Some large institutional money managers have also exited their hedge fund investments adding fuel to the speculation that the industry’s very survival is under threat.
However, according to data compiled by Singapore-based Eurekahedge, the hedge fund industry still seems to be going strong and is gathering more assets — something that usually goes unreported in the media.
Hedge funds: Still growing, not dying out
According to Eurekahedge’s June hedge fund report, as of H1 2016, hedge fund industry assets under management rose by $19.9 billion, which compares with the growth of $93.4 billion and $15.3 billion over the first and second half of 2015 respectively. The total AUM for the global hedge fund industry currently stands at $2.26 trillion and as of 1H 2016. For the sector as a whole during the first half of 2016, investor inflows of $25.1 billion offset performance driven losses of $5.2 billion.

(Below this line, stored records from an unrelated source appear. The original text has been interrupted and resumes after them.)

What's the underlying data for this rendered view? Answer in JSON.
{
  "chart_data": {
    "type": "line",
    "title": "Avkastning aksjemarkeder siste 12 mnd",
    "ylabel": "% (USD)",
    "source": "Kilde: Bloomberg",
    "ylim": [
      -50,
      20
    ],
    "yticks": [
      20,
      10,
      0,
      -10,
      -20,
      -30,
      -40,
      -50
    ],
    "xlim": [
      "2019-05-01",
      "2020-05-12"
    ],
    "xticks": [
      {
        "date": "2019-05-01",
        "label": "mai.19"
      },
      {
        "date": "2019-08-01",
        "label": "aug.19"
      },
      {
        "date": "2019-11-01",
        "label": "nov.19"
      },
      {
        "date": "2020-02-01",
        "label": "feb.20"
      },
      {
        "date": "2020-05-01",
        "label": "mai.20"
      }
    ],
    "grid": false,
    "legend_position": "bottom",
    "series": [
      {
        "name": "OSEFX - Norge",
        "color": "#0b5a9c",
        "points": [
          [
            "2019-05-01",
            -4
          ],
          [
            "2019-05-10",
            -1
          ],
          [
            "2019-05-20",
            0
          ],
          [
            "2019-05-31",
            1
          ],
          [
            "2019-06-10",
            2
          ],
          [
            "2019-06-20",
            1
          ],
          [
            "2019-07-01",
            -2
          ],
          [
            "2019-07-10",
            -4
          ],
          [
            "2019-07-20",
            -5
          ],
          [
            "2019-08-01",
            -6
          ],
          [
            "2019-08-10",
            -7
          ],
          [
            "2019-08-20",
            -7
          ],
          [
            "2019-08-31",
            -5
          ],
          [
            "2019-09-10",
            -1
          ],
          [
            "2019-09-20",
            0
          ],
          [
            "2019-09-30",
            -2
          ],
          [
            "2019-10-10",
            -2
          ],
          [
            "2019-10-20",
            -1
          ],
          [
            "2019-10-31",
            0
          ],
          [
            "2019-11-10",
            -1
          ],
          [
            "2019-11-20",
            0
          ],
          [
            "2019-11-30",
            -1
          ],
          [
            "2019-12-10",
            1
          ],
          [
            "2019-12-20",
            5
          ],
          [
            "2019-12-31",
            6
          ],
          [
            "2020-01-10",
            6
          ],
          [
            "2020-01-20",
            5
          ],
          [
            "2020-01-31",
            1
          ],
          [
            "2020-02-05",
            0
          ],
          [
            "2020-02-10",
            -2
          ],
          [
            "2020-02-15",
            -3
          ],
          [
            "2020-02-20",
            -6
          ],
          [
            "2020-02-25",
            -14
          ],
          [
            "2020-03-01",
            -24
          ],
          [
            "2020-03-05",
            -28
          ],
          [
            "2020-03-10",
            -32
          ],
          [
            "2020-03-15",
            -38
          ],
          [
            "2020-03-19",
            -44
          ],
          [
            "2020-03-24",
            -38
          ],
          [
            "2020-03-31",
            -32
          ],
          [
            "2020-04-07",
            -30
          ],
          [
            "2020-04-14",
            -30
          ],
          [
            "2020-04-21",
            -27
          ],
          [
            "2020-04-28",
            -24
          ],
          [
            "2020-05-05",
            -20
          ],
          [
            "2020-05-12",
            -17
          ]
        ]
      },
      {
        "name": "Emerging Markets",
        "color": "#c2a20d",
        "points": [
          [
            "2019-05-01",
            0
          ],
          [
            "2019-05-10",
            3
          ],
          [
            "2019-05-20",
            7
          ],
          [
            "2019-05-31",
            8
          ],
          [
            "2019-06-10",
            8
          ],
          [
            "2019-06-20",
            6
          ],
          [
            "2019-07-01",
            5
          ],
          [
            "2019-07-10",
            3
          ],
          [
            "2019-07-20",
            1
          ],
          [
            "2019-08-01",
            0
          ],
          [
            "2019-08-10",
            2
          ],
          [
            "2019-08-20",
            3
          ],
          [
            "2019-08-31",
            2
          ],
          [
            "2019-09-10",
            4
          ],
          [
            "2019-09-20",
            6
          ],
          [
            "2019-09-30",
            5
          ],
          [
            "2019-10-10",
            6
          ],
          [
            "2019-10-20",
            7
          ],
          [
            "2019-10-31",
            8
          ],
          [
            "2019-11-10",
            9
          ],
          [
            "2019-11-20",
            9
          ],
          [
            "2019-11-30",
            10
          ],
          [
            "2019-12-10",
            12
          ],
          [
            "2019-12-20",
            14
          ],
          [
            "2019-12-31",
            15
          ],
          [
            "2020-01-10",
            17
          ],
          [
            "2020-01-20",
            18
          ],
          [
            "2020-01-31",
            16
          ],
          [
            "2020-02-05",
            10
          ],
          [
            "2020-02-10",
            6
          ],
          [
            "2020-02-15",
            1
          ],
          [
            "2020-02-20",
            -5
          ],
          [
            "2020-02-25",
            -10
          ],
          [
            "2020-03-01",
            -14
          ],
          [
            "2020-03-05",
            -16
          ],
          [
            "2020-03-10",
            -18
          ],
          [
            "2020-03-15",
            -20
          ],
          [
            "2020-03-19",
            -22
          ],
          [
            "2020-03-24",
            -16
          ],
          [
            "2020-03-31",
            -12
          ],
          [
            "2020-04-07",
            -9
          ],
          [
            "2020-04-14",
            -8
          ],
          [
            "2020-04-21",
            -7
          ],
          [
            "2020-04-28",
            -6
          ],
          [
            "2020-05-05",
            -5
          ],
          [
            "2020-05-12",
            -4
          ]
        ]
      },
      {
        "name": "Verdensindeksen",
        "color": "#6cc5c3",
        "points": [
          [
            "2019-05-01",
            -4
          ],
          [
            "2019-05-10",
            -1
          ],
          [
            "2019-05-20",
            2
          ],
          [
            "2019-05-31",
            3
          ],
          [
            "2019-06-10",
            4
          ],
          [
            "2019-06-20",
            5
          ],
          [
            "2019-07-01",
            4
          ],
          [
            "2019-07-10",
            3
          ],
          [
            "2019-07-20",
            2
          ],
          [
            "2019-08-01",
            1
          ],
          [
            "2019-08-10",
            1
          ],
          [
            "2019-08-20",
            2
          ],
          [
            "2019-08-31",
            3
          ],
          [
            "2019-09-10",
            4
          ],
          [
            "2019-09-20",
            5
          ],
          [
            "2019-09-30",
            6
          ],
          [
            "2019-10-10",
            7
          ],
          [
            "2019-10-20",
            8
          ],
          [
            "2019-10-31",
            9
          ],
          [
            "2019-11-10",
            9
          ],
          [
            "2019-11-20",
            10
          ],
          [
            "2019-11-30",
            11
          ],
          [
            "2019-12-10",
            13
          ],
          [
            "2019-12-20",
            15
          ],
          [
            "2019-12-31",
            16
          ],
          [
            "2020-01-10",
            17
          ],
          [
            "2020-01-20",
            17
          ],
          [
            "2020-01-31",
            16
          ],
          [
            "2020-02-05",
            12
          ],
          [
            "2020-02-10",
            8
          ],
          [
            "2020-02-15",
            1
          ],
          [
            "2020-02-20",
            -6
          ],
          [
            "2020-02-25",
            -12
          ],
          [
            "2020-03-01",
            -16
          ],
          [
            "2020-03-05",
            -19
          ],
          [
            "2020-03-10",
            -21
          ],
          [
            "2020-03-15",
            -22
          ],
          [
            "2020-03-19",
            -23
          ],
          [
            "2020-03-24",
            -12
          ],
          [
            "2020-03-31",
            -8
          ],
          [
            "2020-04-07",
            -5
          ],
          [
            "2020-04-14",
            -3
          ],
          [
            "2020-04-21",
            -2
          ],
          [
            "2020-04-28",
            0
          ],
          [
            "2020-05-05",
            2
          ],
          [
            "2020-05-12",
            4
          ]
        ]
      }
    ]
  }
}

These figures show that investors haven’t given up on the hedge fund industry just yet although Eurekahedge’s numbers do show that fund liquidations have outpaced launches for both the first and second quarter of 2016.
A total of 372 hedge funds have closed year-to-date and in Europe, closures have outpaced launches for six consecutive quarters. A total of 484 hedge funds have liquidated since 2015 and investors have redeemed for $4.4 billion from the European hedge fund industry over the past two months.
As Bloomberg reports, European hedge funds have struggled this year thanks to wide stock swings, a commodity sell-off, and divergent monetary policies. The Eurekahedge European Hedge Fund Index lost almost 3% this year through June, its worst first half on record (the index was first compiled in 1999).
Meanwhile, North American hedge fund managers were the best performers of the first half, up 2.8% for the six months to June. North American hedge fund managers saw the highest invest allocations of $12.2 billion across regional mandates.
Long/short equity hedge funds lost 0.96% during the first quarter with sub-group index the Eurekahedge Equity Long Bias Hedge Fund Index down 2.86%. Unfortunately, long/short equity hedge fund managers have posted performance-based losses of $7.8 billion in the first half of 2016, compared to gains of $17.3 billion 2015 as a whole.
CTA/managed futures funds appear to be the most popular hedge funds according to Eurekahedge, topping the tables across strategic mandates for June and 1H 2016, up 3.3% and 4.3% respectively. Net inflows into the strategy have come in at $7.2 billion the first half of 2016, down from $24.2 billion for the same period in 2015. The Eurekahedge Trend Following Index, a sub-group of the broad CTA/managed futures index was up 5.96% during the month.